Budaya merupakan hasil pemikiran manusia yang dipraktikkan didalam kehidupan mereka. Agaknya debat diantara kalangan sosiolog dan antropolog adalah bagaimana budaya muncul dalam pemikiran manusia. Karena itulah, maka budaya boleh disamakan dengan teks, atau lazimnya disebut dengan teks sosial.
Karena budaya merupakan pemikiran dan teks, maka budaya ini lebih dikesankan sebagai hasil produk, dan bukan berdiri sendiri dalam masyarakat. Jadi, dapat dipastikan bahwa untuk memahami konteks kebudayaan Aceh yang telah mengalami proses Arabisasi sangatlah rumit. Sebab, proses pengalaman beragama untuk mencapai ultimate reality telah berhenti kajiannya pada pengalaman Hamzah Fansuri pada abad ke-17.
Jadi, dalam bab ini ada beberapa hal yang harus digarisbawahi. Pertama, untuk memahami budaya Aceh, maka yang perlu dilakukan upaya dari perspektif 'irfani yaitu apa yang dipikirkan oleh orang Aceh mengenai cara hidup mereka. Kedua, untuk melihat bagaimana proses pengaruh islam terhadap Aceh, maka kita perlu melihat apa titik terakhir dari aspek islam yang berhenti di Aceh.
Ketiga, untuk melihat dunia Aceh, maka yang perlu dilakukan adalah bagaimana orang Aceh mempersepsikan diri mereka dari bagian kosmologi. Keempat, bab ini telah memperlihatkan bagaimana proses pergeseran makna dan perilaku budaya dikalangan orang Aceh. Harus dilihat bahwa proses yang terjadi saat ini, masih perlu dikaji apakah ingin menjauhkan kedirian orang Aceh dari budaya atau malah ingin mendekatkan diri mereka pada budaya.

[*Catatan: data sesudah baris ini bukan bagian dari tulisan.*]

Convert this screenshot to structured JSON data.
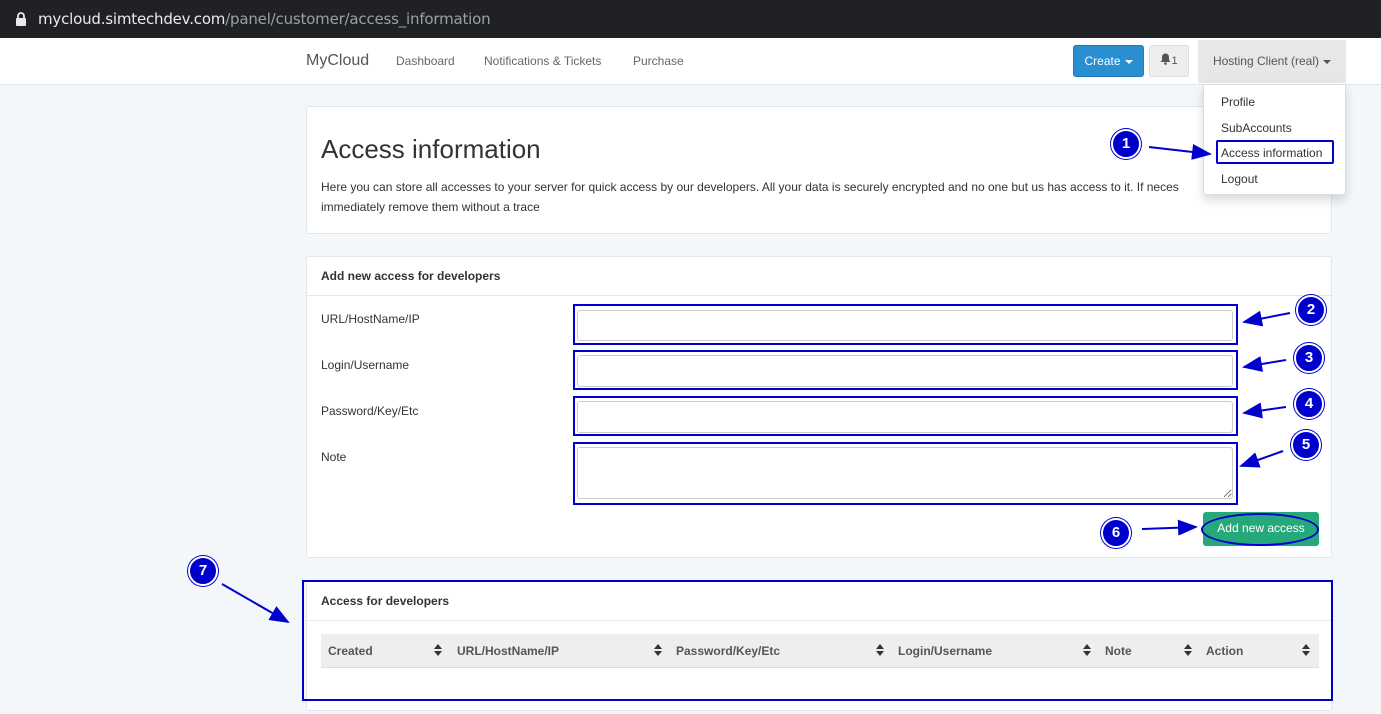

Dengan begitu, kita akan sampai pada satu pemahaman bahwa budaya tidak hanya harus dicari keasliannya, tetapi juga perlu dicari bentuk dari sistem berpikir, sehingga jika budaya Aceh terkikis, maka tentu saja itu juga bermula dari sistem berpikir yang telah menegasikan budaya didalam kehidupan kita. Dimana yang selalu dikedepankan adalah hanya hal-hal yang bersifat simbolik.